Does concrete degrade over time?

Concrete degradation occurs when concrete is damaged for almost any reason, such as calcium leaching, physical damage or bacterial corrosion. While these are just some of the main reasons concrete degrades, we will go over some of the other ways it is destroyed over time and whether anything can be done about it. Concrete degradation can have several causes. Concrete can be damaged by fire, aggregate expansion, the effects of seawater, bacterial corrosion, calcium leaching, physical damage and chemical damage (from carbonation, chlorides, sulphates and non-distilled water).

This process adversely affects concrete exposed to these damaging stimuli. But it is not a wonder material. As concrete cures, it shrinks, which can lead to cracking. And when reacting with water, concrete does something else: it creeps, or deforms progressively over time.

This has been known for decades and is included in all concrete-related calculations used in construction projects, so it is nothing new. But the actual cause of creep remains a mystery. Concrete deterioration can cause major headaches for building owners. It is important to correctly identify these defects early and plan appropriate repair strategies.

Concrete deterioration can occur through spalling, disintegration, erosion, reinforcement corrosion, delamination, spalling, alkali-aggregate reactions and concrete cracking. If the concrete is rapidly exposed to very high temperatures, explosive spalling of the concrete can occur. Steel formwork pinches the top surface of a concrete slab due to the weight of the next slab to be built. Some free calcium hydroxide (Ca(OH) remains within the hardened concrete and can further dissociate to form Ca2 and hydroxide (OH-) ions.
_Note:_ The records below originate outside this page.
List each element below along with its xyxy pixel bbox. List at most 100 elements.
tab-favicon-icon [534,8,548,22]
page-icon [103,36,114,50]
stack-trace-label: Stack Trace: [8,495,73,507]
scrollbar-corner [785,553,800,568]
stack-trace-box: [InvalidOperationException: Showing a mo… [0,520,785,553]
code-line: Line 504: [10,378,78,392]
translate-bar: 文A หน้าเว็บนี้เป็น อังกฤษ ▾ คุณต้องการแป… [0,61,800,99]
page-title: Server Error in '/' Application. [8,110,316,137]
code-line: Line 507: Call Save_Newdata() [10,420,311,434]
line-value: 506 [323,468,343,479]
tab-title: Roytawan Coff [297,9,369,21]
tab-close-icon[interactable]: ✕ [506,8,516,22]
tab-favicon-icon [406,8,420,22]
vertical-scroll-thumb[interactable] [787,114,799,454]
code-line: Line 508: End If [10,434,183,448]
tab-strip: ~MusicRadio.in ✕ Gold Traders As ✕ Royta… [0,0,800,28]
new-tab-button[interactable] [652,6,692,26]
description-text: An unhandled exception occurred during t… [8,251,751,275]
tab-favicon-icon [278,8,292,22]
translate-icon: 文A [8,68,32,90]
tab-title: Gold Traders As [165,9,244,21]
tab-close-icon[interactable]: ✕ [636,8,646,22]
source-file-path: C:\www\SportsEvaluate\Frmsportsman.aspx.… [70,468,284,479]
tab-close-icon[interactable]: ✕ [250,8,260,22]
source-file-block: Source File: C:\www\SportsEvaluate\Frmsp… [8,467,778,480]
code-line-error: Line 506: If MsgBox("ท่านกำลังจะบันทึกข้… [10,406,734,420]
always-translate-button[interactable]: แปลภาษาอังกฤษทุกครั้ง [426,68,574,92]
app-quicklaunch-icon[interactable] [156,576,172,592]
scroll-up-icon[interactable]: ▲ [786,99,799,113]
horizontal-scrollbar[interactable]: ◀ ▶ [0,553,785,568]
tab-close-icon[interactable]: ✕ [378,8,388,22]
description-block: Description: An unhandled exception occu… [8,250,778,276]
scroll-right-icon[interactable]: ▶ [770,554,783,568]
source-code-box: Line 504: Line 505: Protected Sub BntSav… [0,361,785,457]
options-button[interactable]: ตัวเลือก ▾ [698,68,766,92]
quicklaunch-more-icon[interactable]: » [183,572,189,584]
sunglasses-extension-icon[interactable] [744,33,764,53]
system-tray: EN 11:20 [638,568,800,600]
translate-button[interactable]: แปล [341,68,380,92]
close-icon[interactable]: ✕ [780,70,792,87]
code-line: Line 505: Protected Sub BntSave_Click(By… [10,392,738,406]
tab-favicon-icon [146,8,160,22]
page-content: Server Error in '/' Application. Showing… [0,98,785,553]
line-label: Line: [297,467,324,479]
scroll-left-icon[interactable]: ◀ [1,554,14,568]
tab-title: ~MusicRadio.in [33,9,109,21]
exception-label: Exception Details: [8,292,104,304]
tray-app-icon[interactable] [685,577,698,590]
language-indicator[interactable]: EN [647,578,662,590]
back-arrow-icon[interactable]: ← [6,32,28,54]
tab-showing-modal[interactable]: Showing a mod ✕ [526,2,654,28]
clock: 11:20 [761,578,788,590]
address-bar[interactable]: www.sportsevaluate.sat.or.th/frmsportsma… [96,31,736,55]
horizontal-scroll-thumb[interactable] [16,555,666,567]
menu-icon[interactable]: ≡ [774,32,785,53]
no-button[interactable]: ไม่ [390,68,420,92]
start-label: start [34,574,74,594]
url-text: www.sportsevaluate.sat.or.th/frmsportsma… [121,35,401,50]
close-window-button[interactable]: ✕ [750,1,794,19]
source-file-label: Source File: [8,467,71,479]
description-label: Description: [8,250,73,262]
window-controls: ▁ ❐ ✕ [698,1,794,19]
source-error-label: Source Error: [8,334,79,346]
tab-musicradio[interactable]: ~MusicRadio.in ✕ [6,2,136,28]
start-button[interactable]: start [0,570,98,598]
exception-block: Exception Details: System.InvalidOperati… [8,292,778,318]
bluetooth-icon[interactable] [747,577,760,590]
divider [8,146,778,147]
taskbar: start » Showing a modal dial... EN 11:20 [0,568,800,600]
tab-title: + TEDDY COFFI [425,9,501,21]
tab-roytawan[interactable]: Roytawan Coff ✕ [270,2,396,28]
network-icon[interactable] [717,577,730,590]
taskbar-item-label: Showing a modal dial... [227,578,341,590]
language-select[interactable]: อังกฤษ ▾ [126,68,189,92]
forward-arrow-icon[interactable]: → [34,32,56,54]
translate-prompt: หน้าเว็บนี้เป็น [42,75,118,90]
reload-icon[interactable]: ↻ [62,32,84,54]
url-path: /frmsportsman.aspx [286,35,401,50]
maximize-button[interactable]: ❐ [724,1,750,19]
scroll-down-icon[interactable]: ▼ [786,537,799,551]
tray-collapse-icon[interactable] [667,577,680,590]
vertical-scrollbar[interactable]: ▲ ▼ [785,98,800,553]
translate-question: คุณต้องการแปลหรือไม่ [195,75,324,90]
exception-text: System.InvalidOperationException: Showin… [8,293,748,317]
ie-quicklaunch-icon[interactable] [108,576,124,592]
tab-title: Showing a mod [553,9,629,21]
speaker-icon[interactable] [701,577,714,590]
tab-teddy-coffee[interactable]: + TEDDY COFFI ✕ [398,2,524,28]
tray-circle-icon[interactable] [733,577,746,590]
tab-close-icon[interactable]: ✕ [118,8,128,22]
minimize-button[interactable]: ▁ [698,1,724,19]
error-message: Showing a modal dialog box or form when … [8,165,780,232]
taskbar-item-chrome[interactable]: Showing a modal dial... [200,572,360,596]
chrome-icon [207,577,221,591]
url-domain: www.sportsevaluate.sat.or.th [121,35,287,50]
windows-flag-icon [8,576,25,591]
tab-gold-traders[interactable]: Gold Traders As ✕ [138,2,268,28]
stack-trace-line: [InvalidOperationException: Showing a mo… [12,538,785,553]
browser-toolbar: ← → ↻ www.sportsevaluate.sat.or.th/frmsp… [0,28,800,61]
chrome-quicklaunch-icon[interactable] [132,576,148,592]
Exposure of concrete structures to neutrons and gamma radiation in nuclear power plants and high flux material test reactors can induce radiation damage to their concrete structural components. The critical difference is the modern use of steel reinforcements, known as rebar, hidden within the concrete. This means that concrete structures, despite their stone-like surface qualities, are actually made from the skeletons of rock-crushed sea creatures. Concrete is the most widely used building material in the world, with more than six billion tonnes produced each year.

However, none of these developments can solve the inherent problem that putting steel into concrete ruins its potentially great durability. Concrete also makes up the largest proportion of construction and demolition waste, accounting for about a third of all landfill waste. Above 600 °C, concrete turns light grey, and above 1000 °C, yellow-brown. Above the water's surface, mechanical damage can be caused by erosion from the waves themselves or from the sand and gravel they carry, and by the crystallisation of salts in the water that soak into the pores of the concrete and then dry out.

The researchers used a combination of experimental and theoretical techniques to determine this mechanism: they used microindentation (which involves pressing a tiny, hard point into concrete samples and observing their response) and vertical scanning interferometry (which involves imaging 3D C-S-H patches and measuring them as they shrink or grow). Another option is to treat the concrete with a rust inhibitor compound, although this can be toxic and inappropriate for buildings. The effects are more pronounced above the tidal zone than where the concrete is permanently submerged. Within a decade, a very rare hydrothermal mineral called aluminium tobermorite (Al-tobermorite) has formed in concrete.

Chloe Robinson
Chloe Robinson

Evil pop culture fanatic. Extreme zombie trailblazer. Devoted coffee fanatic. Hardcore social media scholar. Wannabe coffee geek.